Page MenuHome

Fix T93090: Crash with data transfer modifier and geometry nodes.
ClosedPublic

Authored by Jacques Lucke (JacquesLucke) on Nov 22 2021, 8:24 PM.

Details

Summary

Think I found the root cause of the bug. Some notes:

  • The normal layers are computed correctly when GEO-bird_body is evaluated.
  • Later in the BKE_object_get_evaluated_mesh function that is called by the transfer modifier, the mesh was copied. The copy created by mesh_copy_data does not include the normal layers because CD_MASK_NORMAL is not in CD_MASK_MESH or CD_MASK_DERIVEDMESH.
  • The copy happens because in another thread geometry nodes is using the evaluated mesh of GEO-bird_body while evaluating another object. Since now the mesh is shared (or rather the MeshComponent actually), the mesh has to be copied when geometry_set_eval->get_mesh_for_write is called.
  • Mid term, BKE_object_get_evaluated_mesh should probably return a const mesh. Theoretically, it should only be changed when updating caches (like the batch cache) which are safe to update, because they are derived data and do not actually change the mesh. Adding derived data to a mesh should generally be protected by a mutex. For batch cache that might not be necessary when we know that only the main thread adds the batch cache. There seems to be some other code that modifies the mesh returned by BKE_object_get_evaluated_mesh, that needs to be investigated further. It's also a bit weird that BKE_object_get_evaluated_mesh takes a const Object * but returns a non-const Mesh *.
  • For now just use get_mesh_for_read with a const_cast instead of using get_mesh_for_write. That should match the old behavior without GeometrySet.

Diff Detail

Repository
rB Blender
Branch
fix-missing-normals-layer (branched from master)
Build Status
Buildable 18876
Build 18876: arc lint + arc unit

Event Timeline

Jacques Lucke (JacquesLucke) requested review of this revision.Nov 22 2021, 8:24 PM
Jacques Lucke (JacquesLucke) created this revision.
Jacques Lucke (JacquesLucke) edited the summary of this revision. (Show Details)

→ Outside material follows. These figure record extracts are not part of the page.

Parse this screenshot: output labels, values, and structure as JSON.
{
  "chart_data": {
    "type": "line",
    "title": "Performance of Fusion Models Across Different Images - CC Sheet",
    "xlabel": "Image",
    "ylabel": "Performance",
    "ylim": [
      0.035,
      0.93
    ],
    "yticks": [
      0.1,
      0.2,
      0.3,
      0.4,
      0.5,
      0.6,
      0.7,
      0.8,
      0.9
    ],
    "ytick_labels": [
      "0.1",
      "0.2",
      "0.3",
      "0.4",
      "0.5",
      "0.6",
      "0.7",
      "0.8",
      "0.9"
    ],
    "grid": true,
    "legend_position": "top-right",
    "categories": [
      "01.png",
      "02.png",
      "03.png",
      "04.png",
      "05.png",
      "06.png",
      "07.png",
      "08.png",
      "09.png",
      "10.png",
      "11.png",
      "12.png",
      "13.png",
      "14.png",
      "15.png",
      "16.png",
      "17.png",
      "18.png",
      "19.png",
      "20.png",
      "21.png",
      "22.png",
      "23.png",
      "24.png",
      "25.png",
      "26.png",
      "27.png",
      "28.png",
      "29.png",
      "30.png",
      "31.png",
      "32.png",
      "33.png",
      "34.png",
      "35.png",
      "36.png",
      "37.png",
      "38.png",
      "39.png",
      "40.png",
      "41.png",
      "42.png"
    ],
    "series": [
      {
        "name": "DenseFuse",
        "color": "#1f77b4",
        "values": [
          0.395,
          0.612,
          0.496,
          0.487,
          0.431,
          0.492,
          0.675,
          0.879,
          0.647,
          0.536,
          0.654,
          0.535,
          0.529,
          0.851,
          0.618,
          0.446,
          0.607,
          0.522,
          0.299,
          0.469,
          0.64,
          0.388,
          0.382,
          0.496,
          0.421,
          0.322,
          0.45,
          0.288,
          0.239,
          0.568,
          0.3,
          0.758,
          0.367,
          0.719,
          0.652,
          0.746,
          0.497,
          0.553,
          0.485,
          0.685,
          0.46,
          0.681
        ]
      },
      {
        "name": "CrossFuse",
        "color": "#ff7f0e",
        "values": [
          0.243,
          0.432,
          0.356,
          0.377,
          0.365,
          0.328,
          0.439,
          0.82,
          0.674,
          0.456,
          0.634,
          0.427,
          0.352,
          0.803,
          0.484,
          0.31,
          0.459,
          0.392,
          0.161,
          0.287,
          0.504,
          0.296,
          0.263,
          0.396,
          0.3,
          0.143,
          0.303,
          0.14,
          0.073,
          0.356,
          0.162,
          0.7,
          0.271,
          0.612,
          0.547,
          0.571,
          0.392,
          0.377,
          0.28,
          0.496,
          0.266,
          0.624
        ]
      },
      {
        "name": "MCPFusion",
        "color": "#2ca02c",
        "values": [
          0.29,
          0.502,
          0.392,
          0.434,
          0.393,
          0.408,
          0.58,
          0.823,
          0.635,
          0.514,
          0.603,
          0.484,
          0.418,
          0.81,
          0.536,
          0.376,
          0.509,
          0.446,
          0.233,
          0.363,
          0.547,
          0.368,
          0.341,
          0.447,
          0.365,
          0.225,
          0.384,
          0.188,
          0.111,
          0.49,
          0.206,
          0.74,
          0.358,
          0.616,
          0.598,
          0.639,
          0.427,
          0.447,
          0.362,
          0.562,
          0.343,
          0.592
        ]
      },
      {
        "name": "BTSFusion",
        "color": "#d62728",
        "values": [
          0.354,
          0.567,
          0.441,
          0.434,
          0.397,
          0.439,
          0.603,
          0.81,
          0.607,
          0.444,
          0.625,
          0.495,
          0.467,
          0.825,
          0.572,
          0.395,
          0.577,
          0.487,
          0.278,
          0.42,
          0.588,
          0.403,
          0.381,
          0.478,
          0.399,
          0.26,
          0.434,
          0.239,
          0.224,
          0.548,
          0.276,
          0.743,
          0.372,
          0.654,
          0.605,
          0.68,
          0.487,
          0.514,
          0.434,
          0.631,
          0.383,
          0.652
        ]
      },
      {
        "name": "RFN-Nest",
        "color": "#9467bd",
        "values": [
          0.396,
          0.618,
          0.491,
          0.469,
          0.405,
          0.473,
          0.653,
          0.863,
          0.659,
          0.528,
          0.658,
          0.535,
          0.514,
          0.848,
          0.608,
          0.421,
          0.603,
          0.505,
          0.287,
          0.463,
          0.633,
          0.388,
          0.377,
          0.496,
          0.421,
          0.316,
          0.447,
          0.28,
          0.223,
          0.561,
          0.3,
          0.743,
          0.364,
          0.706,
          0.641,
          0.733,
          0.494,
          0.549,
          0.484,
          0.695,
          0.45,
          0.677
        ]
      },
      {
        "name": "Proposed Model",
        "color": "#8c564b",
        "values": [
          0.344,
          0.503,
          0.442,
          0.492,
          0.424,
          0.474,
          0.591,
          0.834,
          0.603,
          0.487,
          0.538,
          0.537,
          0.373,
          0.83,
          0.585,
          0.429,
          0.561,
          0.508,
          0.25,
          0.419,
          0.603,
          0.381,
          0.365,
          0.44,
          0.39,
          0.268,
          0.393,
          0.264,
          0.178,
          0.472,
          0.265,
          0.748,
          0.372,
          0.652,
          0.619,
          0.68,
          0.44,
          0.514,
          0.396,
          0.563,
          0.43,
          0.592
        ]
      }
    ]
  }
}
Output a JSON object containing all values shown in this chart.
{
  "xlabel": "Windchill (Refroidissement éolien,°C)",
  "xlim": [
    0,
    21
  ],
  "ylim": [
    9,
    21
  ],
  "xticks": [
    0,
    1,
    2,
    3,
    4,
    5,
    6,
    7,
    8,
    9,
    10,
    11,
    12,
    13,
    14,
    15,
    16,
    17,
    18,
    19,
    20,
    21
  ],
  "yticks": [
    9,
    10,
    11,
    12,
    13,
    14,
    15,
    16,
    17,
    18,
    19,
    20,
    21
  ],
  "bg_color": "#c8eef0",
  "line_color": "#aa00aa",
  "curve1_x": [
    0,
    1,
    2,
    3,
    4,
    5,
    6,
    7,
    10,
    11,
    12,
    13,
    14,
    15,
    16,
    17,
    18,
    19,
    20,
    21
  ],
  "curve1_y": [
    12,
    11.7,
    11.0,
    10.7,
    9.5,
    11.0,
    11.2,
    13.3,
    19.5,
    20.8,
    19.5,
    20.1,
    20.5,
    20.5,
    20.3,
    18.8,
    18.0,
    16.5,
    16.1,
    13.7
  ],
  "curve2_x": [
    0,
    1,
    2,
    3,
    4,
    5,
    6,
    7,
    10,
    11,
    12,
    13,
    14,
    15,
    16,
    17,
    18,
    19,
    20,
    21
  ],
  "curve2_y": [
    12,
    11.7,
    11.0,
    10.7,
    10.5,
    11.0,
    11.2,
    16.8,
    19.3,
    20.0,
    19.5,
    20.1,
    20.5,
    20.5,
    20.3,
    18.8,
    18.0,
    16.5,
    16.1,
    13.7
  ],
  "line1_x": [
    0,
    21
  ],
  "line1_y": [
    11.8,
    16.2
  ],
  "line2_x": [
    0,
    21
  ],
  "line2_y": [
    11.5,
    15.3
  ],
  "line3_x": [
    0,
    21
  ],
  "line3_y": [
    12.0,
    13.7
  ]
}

Seems ok, I guess this get_mesh_for_read is expected to have the same level of constness as object->runtime.data_eval anyway.

Later there can later be a refactor in master to make BKE_object_get_evaluated_mesh return const Mesh*.

Thanks for the investigation. A const return value from this function is a good goal for 3.1, but agreed that this is the right call for 3.0.

This revision is now accepted and ready to land.Nov 22 2021, 9:12 PM

Modifiers request specific customdata for their own mesh through their requiredDataMask callback (see e.g. https://developer.blender.org/diffusion/B/browse/master/source/blender/modifiers/intern/MOD_normal_edit.c$662 for a simpler example than the datatransfer one).

The modifier stack is suppose to ensure that this data is available and up to date before calling the modifier.

When the modifier needs specific customdata from its other operand(s), this is defined from its updateDepsgraph callback, using calls to DEG_add_customdata_mask (see e.g. https://developer.blender.org/diffusion/B/browse/master/source/blender/modifiers/intern/MOD_datatransfer.c$131). The depsgraph is then responsible to evaluate those operand meshes with the proper options to get those data in the final evaluated result.

Why this is not working properly with geometry node I don't know... But imho from a quick look at this patch it looks like a quick and dirty hack, not a proper solution?

Not saying that this is not a valid 'fix' for 3.0 btw. But we also need a proper fix for 3.1.

Why this is not working properly with geometry node I don't know... But imho from a quick look at this patch it looks like a quick and dirty hack, not a proper solution?

All of what you describe is working. It's just that there was a incorrect copy of the mesh made in BKE_object_get_evaluated_mesh that did not include the data that was requested by other objects (because mesh_copy_data does not copy all custom data layers). This fix is actually to not copy the mesh which is what this patch does.

The "proper" solution is to return a const Mesh * from BKE_object_get_evaluated_mesh to make it more obvious that this copy is not necessary.

OK, think I understand better now, thx.
Would be interesting though to know which "areas expect to be able to modify the evaluated mesh" then... duplicating the mesh in that call was also a huge potential performance issue.

Would be interesting though to know which "areas expect to be able to modify the evaluated mesh" then... duplicating the mesh in that call was also a huge potential performance issue.

It's mostly the batch cache, and some remaining places that add derived data to the mesh but aren't protected by a lock. There's also a couple in the paint code. Definitely worth resolving soon.